Infection with certain viruses like Epstein Barr virus or T-cell lymphoma virus can also lead to the development of ALL.
Symptoms include fever, night sweats, loss of appetite, stomach pain, and tiny red spots under the skin. ALL is most generally reported in children and older adults.
Doctors run diagnostic tests to confirm ALL. A blood count test is done to check the number of different blood cells.
To check if cancer has spread to the nervous system a lumbar puncture is given and the spinal fluid is drawn and checked.
Induction chemotherapy is given initially and multidrug chemotherapy is given as consolidation therapy to kill any remaining cancer cells.
Hematopoietic cell transplantation is also given as consolidation therapy.
Main Differences Between AML and ALL
- AML causes the bone marrow to produce a large number of myeloblasts, platelets, and red blood cells. But, in ALL lymphocytes production is increased.
- Both AML and ALL are leukemia and the symptoms are more or less similar.
- AML is common among old people over 60 years but, ALL affects children of 2-10 years and people over 60 years.
- The survival rate of a person with AML for 5 years is 29.5% while, the survival rate of ALL is 69.9%.
- Diagnosis of AML is done by a blood smear test, bone marrow biopsy, and cytometric analysis to detect cell size and morphology. In the case of ALL cell counting and lumbar puncture, tests are conducted.

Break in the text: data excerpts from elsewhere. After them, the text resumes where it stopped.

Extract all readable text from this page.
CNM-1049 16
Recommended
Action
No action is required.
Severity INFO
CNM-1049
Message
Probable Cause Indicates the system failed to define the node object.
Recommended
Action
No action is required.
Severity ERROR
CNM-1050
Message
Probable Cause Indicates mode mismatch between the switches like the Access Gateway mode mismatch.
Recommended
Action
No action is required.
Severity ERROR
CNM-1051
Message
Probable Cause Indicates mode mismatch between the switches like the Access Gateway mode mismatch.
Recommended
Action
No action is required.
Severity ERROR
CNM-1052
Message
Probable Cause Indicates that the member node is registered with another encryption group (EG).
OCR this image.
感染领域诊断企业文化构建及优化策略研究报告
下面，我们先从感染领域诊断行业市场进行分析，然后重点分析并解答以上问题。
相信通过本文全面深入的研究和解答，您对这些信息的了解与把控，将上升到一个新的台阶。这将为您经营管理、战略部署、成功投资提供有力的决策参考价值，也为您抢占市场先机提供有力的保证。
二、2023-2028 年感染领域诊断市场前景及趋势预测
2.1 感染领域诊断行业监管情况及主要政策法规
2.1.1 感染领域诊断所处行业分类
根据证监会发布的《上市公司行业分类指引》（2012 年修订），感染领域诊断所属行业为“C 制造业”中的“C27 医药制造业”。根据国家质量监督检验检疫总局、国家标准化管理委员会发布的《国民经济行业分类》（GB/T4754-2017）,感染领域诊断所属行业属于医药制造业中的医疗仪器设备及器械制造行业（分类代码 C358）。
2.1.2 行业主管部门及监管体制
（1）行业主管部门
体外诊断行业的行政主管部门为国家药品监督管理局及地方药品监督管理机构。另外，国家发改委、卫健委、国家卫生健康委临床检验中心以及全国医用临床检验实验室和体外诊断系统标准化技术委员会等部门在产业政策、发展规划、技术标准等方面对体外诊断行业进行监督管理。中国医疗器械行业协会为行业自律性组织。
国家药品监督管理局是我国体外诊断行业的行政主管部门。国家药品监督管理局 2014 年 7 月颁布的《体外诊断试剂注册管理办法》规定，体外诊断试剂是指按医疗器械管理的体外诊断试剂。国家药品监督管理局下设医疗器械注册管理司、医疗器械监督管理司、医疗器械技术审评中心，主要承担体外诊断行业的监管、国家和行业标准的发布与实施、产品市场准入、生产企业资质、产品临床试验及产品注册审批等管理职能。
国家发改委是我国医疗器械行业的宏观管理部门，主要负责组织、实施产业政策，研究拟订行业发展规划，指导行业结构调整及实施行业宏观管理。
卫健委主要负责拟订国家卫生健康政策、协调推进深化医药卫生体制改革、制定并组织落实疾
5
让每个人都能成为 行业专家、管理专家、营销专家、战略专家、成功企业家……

- The consolidation therapy for AML consists of hematopoietic cell transplantation, high-dose chemotherapy, and transplantation of abnormal cells with healthy stem cells. On the other hand, multidrug chemotherapy, Hematopoietic cell therapy, and stem cell therapy are the consolidation therapies for ALL.

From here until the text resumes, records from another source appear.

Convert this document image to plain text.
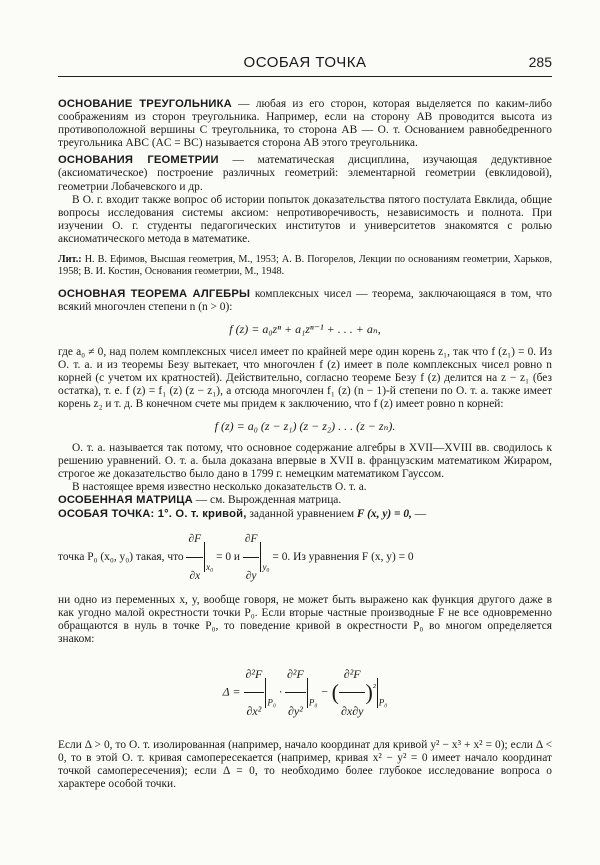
ОСОБАЯ ТОЧКА	285

ОСНОВАНИЕ ТРЕУГОЛЬНИКА — любая из его сторон, которая выделяется по каким-либо соображениям из сторон треугольника. Например, если на сторону AB проводится высота из противоположной вершины C треугольника, то сторона AB — О. т. Основанием равнобедренного треугольника ABC (AC = BC) называется сторона AB этого треугольника.

ОСНОВАНИЯ ГЕОМЕТРИИ — математическая дисциплина, изучающая дедуктивное (аксиоматическое) построение различных геометрий: элементарной геометрии (евклидовой), геометрии Лобачевского и др.

В О. г. входит также вопрос об истории попыток доказательства пятого постулата Евклида, общие вопросы исследования системы аксиом: непротиворечивость, независимость и полнота. При изучении О. г. студенты педагогических институтов и университетов знакомятся с ролью аксиоматического метода в математике.

Лит.: Н. В. Ефимов, Высшая геометрия, М., 1953; А. В. Погорелов, Лекции по основаниям геометрии, Харьков, 1958; В. И. Костин, Основания геометрии, М., 1948.

ОСНОВНАЯ ТЕОРЕМА АЛГЕБРЫ комплексных чисел — теорема, заключающаяся в том, что всякий многочлен степени n (n > 0):

f (z) = a₀zⁿ + a₁zⁿ⁻¹ + . . . + aₙ,

где a₀ ≠ 0, над полем комплексных чисел имеет по крайней мере один корень z₁, так что f (z₁) = 0. Из О. т. а. и из теоремы Безу вытекает, что многочлен f (z) имеет в поле комплексных чисел ровно n корней (с учетом их кратностей). Действительно, согласно теореме Безу f (z) делится на z − z₁ (без остатка), т. е. f (z) = f₁ (z) (z − z₁), а отсюда многочлен f₁ (z) (n − 1)-й степени по О. т. а. также имеет корень z₂ и т. д. В конечном счете мы придем к заключению, что f (z) имеет ровно n корней:

f (z) = a₀ (z − z₁) (z − z₂) . . . (z − zₙ).

О. т. а. называется так потому, что основное содержание алгебры в XVII—XVIII вв. сводилось к решению уравнений. О. т. а. была доказана впервые в XVII в. французским математиком Жираром, строгое же доказательство было дано в 1799 г. немецким математиком Гауссом.

В настоящее время известно несколько доказательств О. т. а.

ОСОБЕННАЯ МАТРИЦА — см. Вырожденная матрица.

ОСОБАЯ ТОЧКА: 1°. О. т. кривой, заданной уравнением F (x, y) = 0, —

точка P₀ (x₀, y₀) такая, что $\frac{\partial F}{\partial x} _{x_0} = 0$ и $\frac{\partial F}{\partial y} _{y_0} = 0$. Из уравнения F (x, y) = 0

ни одно из переменных x, y, вообще говоря, не может быть выражено как функция другого даже в как угодно малой окрестности точки P₀. Если вторые частные производные F не все одновременно обращаются в нуль в точке P₀, то поведение кривой в окрестности P₀ во многом определяется знаком:

$\Delta = \frac{\text{∂²F}}{\text{∂x²}} _{P_0} \cdot \frac{\text{∂²F}}{\text{∂y²}} _{P_0}$ − ( $\frac{\text{∂²F}}{\partial x\partial y} )^{^2}_{P_0}$

Если Δ > 0, то О. т. изолированная (например, начало координат для кривой y² − x³ + x² = 0); если Δ < 0, то в этой О. т. кривая самопересекается (например, кривая x² − y² = 0 имеет начало координат точкой самопересечения); если Δ = 0, то необходимо более глубокое исследование вопроса о характере особой точки.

Both AML and ALL are severe types of cancer that affect children and older people.
They are usually caused by a mutation in the genetic material that can be induced either by exposure to radiation and harmful chemicals or maybe due to an underlying genetic condition.
Both cancers affect blood cells that originate from the bone marrow. It causes the production of cancerous blood cells that accumulate and affect the normal functioning of cells.

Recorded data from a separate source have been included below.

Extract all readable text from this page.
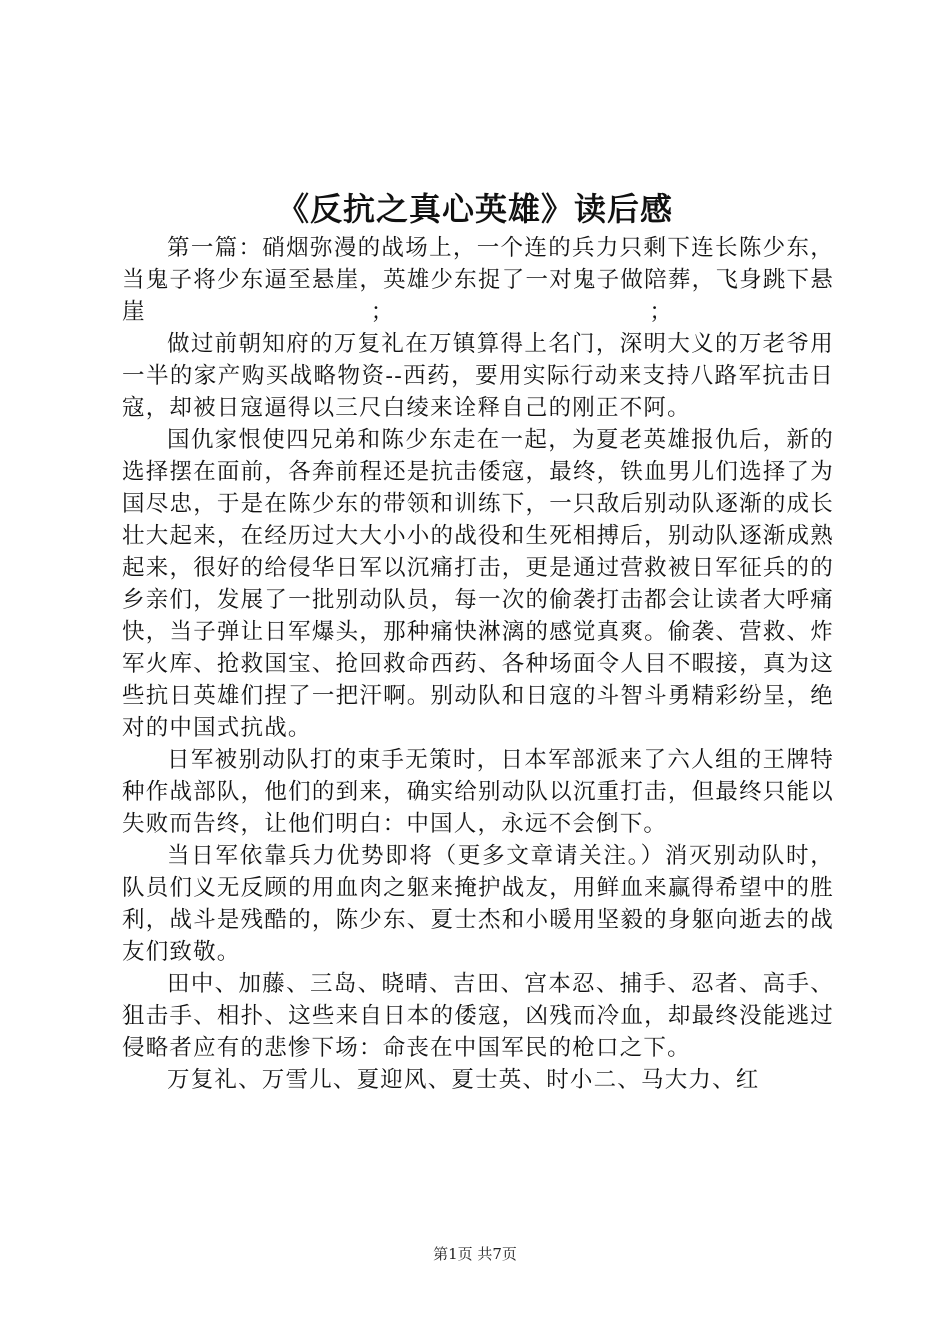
《反抗之真心英雄》读后感

第一篇：硝烟弥漫的战场上，一个连的兵力只剩下连长陈少东，当鬼子将少东逼至悬崖，英雄少东捉了一对鬼子做陪葬，飞身跳下悬崖	；	；

做过前朝知府的万复礼在万镇算得上名门，深明大义的万老爷用一半的家产购买战略物资--西药，要用实际行动来支持八路军抗击日寇，却被日寇逼得以三尺白绫来诠释自己的刚正不阿。

国仇家恨使四兄弟和陈少东走在一起，为夏老英雄报仇后，新的选择摆在面前，各奔前程还是抗击倭寇，最终，铁血男儿们选择了为国尽忠，于是在陈少东的带领和训练下，一只敌后别动队逐渐的成长壮大起来，在经历过大大小小的战役和生死相搏后，别动队逐渐成熟起来，很好的给侵华日军以沉痛打击，更是通过营救被日军征兵的的乡亲们，发展了一批别动队员，每一次的偷袭打击都会让读者大呼痛快，当子弹让日军爆头，那种痛快淋漓的感觉真爽。偷袭、营救、炸军火库、抢救国宝、抢回救命西药、各种场面令人目不暇接，真为这些抗日英雄们捏了一把汗啊。别动队和日寇的斗智斗勇精彩纷呈，绝对的中国式抗战。

日军被别动队打的束手无策时，日本军部派来了六人组的王牌特种作战部队，他们的到来，确实给别动队以沉重打击，但最终只能以失败而告终，让他们明白：中国人，永远不会倒下。

当日军依靠兵力优势即将（更多文章请关注。）消灭别动队时，队员们义无反顾的用血肉之躯来掩护战友，用鲜血来赢得希望中的胜利，战斗是残酷的，陈少东、夏士杰和小暖用坚毅的身躯向逝去的战友们致敬。

田中、加藤、三岛、晓晴、吉田、宫本忍、捕手、忍者、高手、狙击手、相扑、这些来自日本的倭寇，凶残而冷血，却最终没能逃过侵略者应有的悲惨下场：命丧在中国军民的枪口之下。

万复礼、万雪儿、夏迎风、夏士英、时小二、马大力、红

第1页 共7页
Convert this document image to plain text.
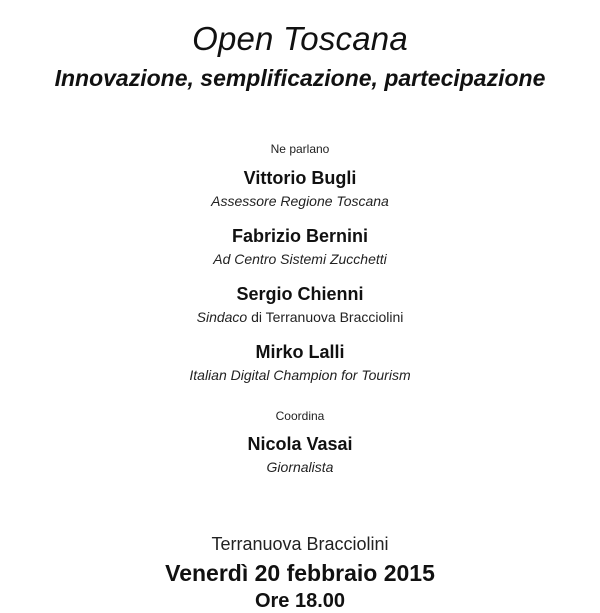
Open Toscana
Innovazione, semplificazione, partecipazione
Ne parlano
Vittorio Bugli
Assessore Regione Toscana
Fabrizio Bernini
Ad Centro Sistemi Zucchetti
Sergio Chienni
Sindaco di Terranuova Bracciolini
Mirko Lalli
Italian Digital Champion for Tourism
Coordina
Nicola Vasai
Giornalista
Terranuova Bracciolini
Venerdì 20 febbraio 2015
Ore 18.00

They are also transported through the blood to other parts of the body.
Symptoms are severe during later stages and clinical diagnosis can confirm the disease. If detected with these diseases patients are treated with radiation and chemotherapy.
If the first-line treatments are not effective, consolidation treatments are given further. The survival rate is high for ALL and low for AML.
There are various advanced chemotherapy treatments available for these diseases.